Kasten hält Terminplanung und Absprache gerade wegen der Erfahrungen aus der Corona-Zeit für besonders wichtig: Theaterabende und andere Veranstaltungen seien ausgefallen, das Kundenverhalten habe sich verändert, und ob Abonnentenzahlen von 300 noch zu erreichen seien, halte er für zweifelhaft. Umso mehr komme es darauf an, die Angebote zeitlich mit anderen Initiatoren abzustimmen.

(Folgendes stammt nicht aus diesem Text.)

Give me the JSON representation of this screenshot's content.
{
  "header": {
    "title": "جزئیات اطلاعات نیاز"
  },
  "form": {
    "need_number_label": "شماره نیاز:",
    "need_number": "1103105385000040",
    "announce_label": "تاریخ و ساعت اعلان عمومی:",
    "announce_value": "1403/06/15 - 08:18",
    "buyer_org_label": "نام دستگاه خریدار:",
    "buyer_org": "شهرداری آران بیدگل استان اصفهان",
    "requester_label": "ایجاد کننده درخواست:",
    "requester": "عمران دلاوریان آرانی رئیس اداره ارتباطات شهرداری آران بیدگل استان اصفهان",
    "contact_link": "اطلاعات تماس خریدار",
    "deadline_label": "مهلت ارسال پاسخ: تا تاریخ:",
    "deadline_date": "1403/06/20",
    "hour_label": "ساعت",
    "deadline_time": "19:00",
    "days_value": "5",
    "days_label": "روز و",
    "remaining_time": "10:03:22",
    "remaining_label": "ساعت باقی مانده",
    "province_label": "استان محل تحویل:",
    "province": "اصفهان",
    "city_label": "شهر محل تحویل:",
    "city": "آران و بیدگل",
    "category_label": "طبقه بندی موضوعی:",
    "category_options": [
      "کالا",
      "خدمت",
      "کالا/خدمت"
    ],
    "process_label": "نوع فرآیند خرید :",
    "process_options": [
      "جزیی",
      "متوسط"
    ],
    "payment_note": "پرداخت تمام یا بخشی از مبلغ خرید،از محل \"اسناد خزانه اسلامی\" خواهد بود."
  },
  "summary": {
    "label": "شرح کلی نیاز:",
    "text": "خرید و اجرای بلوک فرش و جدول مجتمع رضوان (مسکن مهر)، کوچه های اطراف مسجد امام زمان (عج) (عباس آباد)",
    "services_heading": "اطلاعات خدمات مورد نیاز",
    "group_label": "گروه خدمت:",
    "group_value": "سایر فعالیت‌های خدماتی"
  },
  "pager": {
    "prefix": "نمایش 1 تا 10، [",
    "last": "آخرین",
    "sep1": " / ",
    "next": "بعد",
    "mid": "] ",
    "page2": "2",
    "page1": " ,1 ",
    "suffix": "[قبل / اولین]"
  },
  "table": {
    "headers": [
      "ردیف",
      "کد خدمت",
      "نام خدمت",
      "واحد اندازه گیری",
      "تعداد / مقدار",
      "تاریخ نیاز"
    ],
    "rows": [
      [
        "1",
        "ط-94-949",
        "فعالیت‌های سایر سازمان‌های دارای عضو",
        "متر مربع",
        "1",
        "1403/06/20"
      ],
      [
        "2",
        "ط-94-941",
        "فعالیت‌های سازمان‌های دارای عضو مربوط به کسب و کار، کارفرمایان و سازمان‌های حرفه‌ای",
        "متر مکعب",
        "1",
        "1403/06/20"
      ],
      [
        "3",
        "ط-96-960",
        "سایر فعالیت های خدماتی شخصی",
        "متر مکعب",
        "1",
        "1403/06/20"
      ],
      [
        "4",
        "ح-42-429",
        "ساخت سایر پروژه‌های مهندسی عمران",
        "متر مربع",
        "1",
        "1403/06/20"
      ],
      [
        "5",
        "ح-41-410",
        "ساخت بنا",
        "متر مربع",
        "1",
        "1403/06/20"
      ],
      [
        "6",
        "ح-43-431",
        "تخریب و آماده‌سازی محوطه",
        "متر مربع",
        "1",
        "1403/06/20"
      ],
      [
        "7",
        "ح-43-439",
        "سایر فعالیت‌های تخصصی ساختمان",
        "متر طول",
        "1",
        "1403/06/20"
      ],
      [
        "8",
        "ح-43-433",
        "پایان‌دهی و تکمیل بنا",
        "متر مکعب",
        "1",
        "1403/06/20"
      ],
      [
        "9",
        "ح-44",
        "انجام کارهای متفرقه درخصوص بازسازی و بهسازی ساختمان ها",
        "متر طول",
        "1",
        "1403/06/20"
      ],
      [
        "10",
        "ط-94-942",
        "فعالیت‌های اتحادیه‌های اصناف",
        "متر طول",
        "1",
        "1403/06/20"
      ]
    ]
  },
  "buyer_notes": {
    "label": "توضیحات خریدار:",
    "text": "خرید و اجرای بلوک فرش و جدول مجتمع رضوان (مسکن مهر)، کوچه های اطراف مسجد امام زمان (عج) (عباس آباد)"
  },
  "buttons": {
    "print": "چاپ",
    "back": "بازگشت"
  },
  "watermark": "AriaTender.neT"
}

Auch 20 oder 23 Veranstaltungen wie gewohnt pro Jahr sieht Kasten für die Zukunft nicht als sicher an. Sein Vorgänger habe sich in einem Maß für den Kulturring und damit für die Stadt engagiert, das von anderen Ehrenamtlichen nicht auf Dauer geleistet werden könne. Die Stadtgesellschaft erwarte Qualität. Also müsse es „professionelle Unterstützung“ für den Kulturring geben, fordert Kasten.
Die Einstellung eines hauptamtlichen Kulturmanagers, wie es Wiese ins Gespräch gebracht hat, wird zur Zeit in den städtischen Gremien diskutiert. Neben positiven Stimmen sind viele kritische zu hören. Kasten glaubt, dass der Vorstoß auf einem guten Weg sei. Er sagt aber auch, wenn die Stadt das Amt schaffe, bedeute das im Gegenzug für den Kulturring, „sichtbar etwas zu leisten“. Der Vorstand arbeite bereits intensiv daran, dieser Verpflichtung gerecht zu werden. Es gehe um die Frage, ob Wunstorf „permanent ein gutes Kulturangebot haben will oder nicht“. Wenn die professionelle Unterstützung ausbleibe, werde der Kulturring nicht aufhören. „Aber dann gibt es vielleicht nur noch sechs Termine pro Saison“, sagt Kasten.
Sein Stellvertreter im Vorstand ist Sebastian Horstmann. Der promovierte Gymnasiallehrer ist Koordinator der Oberstufe in der Hölty-Schule. Ohne definierten Aufgabenbereich gehören dem neuen Vorstand Wiebke Nickel, die Erste Stadträtin in der Wunstorfer Verwaltung, jetzt als Nachfolgerin von Bürgermeister Carsten Piellusch, sowie Sabine Tönsing, Marcel Lorenz, Heike Leitner und Ludger Wiese an.